As ingredient decks change and the desire for food transparency grows, it will be important to understand what ingredients consumers perceive as healthier and which are worth the added cost.  While the survey mentioned in this article is interesting, it lacks the essential component of why? Why do consumers perceive these ingredients as healthier than others? Why do the benefits of some ingredients seem apparent while others are more confusing? While the results are a good starting point, without answering the “whys,” companies are left with educated assumptions instead of the complete picture. For example, although green tea was ranked highly, it is not clear what benefit it communicates to consumers.  By answering why consumers see green tea as healthy, a company will have a much better foothold regarding if/how to implement these products.

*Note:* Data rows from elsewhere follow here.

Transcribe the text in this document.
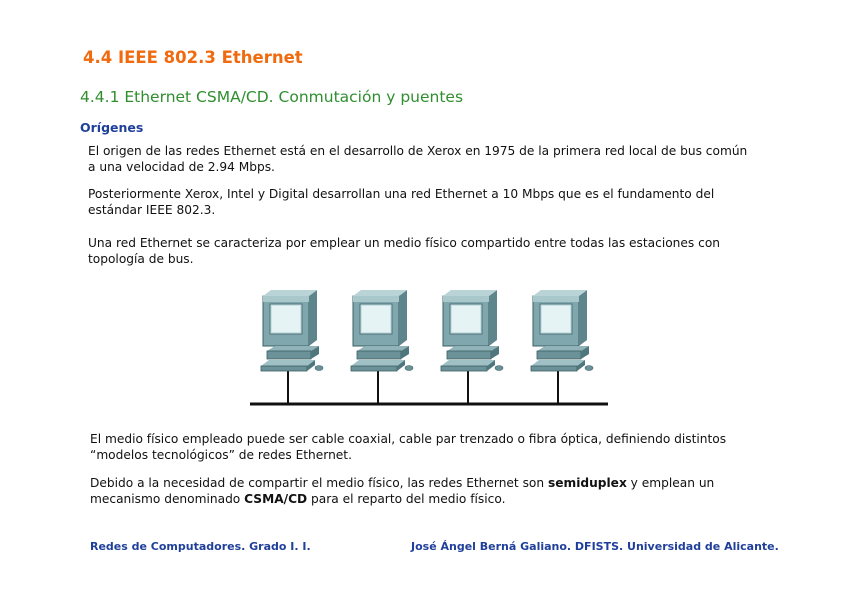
4.4 IEEE 802.3 Ethernet
4.4.1 Ethernet CSMA/CD. Conmutación y puentes
Orígenes
El origen de las redes Ethernet está en el desarrollo de Xerox en 1975 de la primera red local de bus común
a una velocidad de 2.94 Mbps.
Posteriormente Xerox, Intel y Digital desarrollan una red Ethernet a 10 Mbps que es el fundamento del
estándar IEEE 802.3.
Una red Ethernet se caracteriza por emplear un medio físico compartido entre todas las estaciones con
topología de bus.
El medio físico empleado puede ser cable coaxial, cable par trenzado o fibra óptica, definiendo distintos
“modelos tecnológicos” de redes Ethernet.
Debido a la necesidad de compartir el medio físico, las redes Ethernet son semiduplex y emplean un
mecanismo denominado CSMA/CD para el reparto del medio físico.
Redes de Computadores. Grado I. I.	José Ángel Berná Galiano. DFISTS. Universidad de Alicante.
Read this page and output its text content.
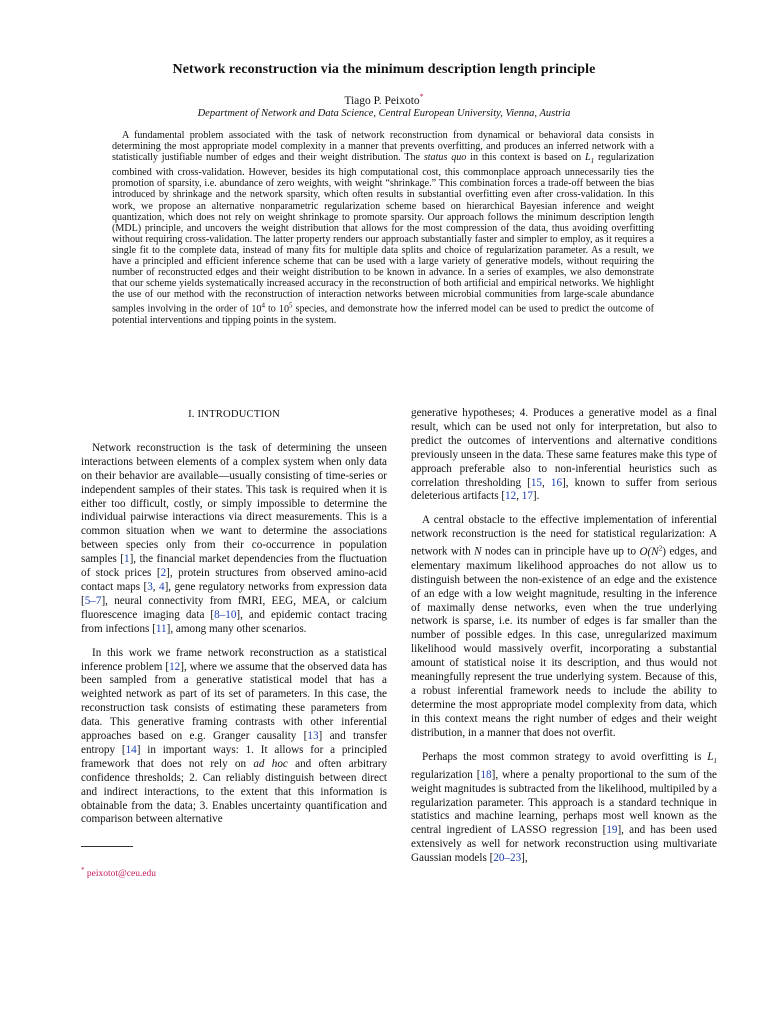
Network reconstruction via the minimum description length principle
Tiago P. Peixoto*
Department of Network and Data Science, Central European University, Vienna, Austria
A fundamental problem associated with the task of network reconstruction from dynamical or behavioral data consists in determining the most appropriate model complexity in a manner that prevents overfitting, and produces an inferred network with a statistically justifiable number of edges and their weight distribution. The status quo in this context is based on $L_1$ regularization combined with cross-validation. However, besides its high computational cost, this commonplace approach unnecessarily ties the promotion of sparsity, i.e. abundance of zero weights, with weight “shrinkage.” This combination forces a trade-off between the bias introduced by shrinkage and the network sparsity, which often results in substantial overfitting even after cross-validation. In this work, we propose an alternative nonparametric regularization scheme based on hierarchical Bayesian inference and weight quantization, which does not rely on weight shrinkage to promote sparsity. Our approach follows the minimum description length (MDL) principle, and uncovers the weight distribution that allows for the most compression of the data, thus avoiding overfitting without requiring cross-validation. The latter property renders our approach substantially faster and simpler to employ, as it requires a single fit to the complete data, instead of many fits for multiple data splits and choice of regularization parameter. As a result, we have a principled and efficient inference scheme that can be used with a large variety of generative models, without requiring the number of reconstructed edges and their weight distribution to be known in advance. In a series of examples, we also demonstrate that our scheme yields systematically increased accuracy in the reconstruction of both artificial and empirical networks. We highlight the use of our method with the reconstruction of interaction networks between microbial communities from large-scale abundance samples involving in the order of $10^4$ to $10^5$ species, and demonstrate how the inferred model can be used to predict the outcome of potential interventions and tipping points in the system.
I. INTRODUCTION

Network reconstruction is the task of determining the unseen interactions between elements of a complex system when only data on their behavior are available—usually consisting of time-series or independent samples of their states. This task is required when it is either too difficult, costly, or simply impossible to determine the individual pairwise interactions via direct measurements. This is a common situation when we want to determine the associations between species only from their co-occurrence in population samples [1], the financial market dependencies from the fluctuation of stock prices [2], protein structures from observed amino-acid contact maps [3, 4], gene regulatory networks from expression data [5–7], neural connectivity from fMRI, EEG, MEA, or calcium fluorescence imaging data [8–10], and epidemic contact tracing from infections [11], among many other scenarios.

In this work we frame network reconstruction as a statistical inference problem [12], where we assume that the observed data has been sampled from a generative statistical model that has a weighted network as part of its set of parameters. In this case, the reconstruction task consists of estimating these parameters from data. This generative framing contrasts with other inferential approaches based on e.g. Granger causality [13] and transfer entropy [14] in important ways: 1. It allows for a principled framework that does not rely on ad hoc and often arbitrary confidence thresholds; 2. Can reliably distinguish between direct and indirect interactions, to the extent that this information is obtainable from the data; 3. Enables uncertainty quantification and comparison between alternative

generative hypotheses; 4. Produces a generative model as a final result, which can be used not only for interpretation, but also to predict the outcomes of interventions and alternative conditions previously unseen in the data. These same features make this type of approach preferable also to non-inferential heuristics such as correlation thresholding [15, 16], known to suffer from serious deleterious artifacts [12, 17].

A central obstacle to the effective implementation of inferential network reconstruction is the need for statistical regularization: A network with N nodes can in principle have up to $O(N^2)$ edges, and elementary maximum likelihood approaches do not allow us to distinguish between the non-existence of an edge and the existence of an edge with a low weight magnitude, resulting in the inference of maximally dense networks, even when the true underlying network is sparse, i.e. its number of edges is far smaller than the number of possible edges. In this case, unregularized maximum likelihood would massively overfit, incorporating a substantial amount of statistical noise it its description, and thus would not meaningfully represent the true underlying system. Because of this, a robust inferential framework needs to include the ability to determine the most appropriate model complexity from data, which in this context means the right number of edges and their weight distribution, in a manner that does not overfit.

Perhaps the most common strategy to avoid overfitting is $L_1$ regularization [18], where a penalty proportional to the sum of the weight magnitudes is subtracted from the likelihood, multipiled by a regularization parameter. This approach is a standard technique in statistics and machine learning, perhaps most well known as the central ingredient of LASSO regression [19], and has been used extensively as well for network reconstruction using multivariate Gaussian models [20–23],

* peixotot@ceu.edu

Qualitative research is important because it helps to answer the “why?” and fills in the complete picture of consumer perceptions and desires. In providing these “whys”, companies are then able to make informed, strategic changes to their products/packaging that best communicate their benefits. It also allows for strategic cost/benefit analysis of adding newer or trending ingredients (i.e. are consumers willing to pay more for certain ingredients due to their perceived health benefits?). Having a conversation with consumers about products on shelf builds intuition about their current brands and products. That conversation is also essential in teasing out consumers’ perceptions, and, most importantly, fills in the “why?” behind those perceptions.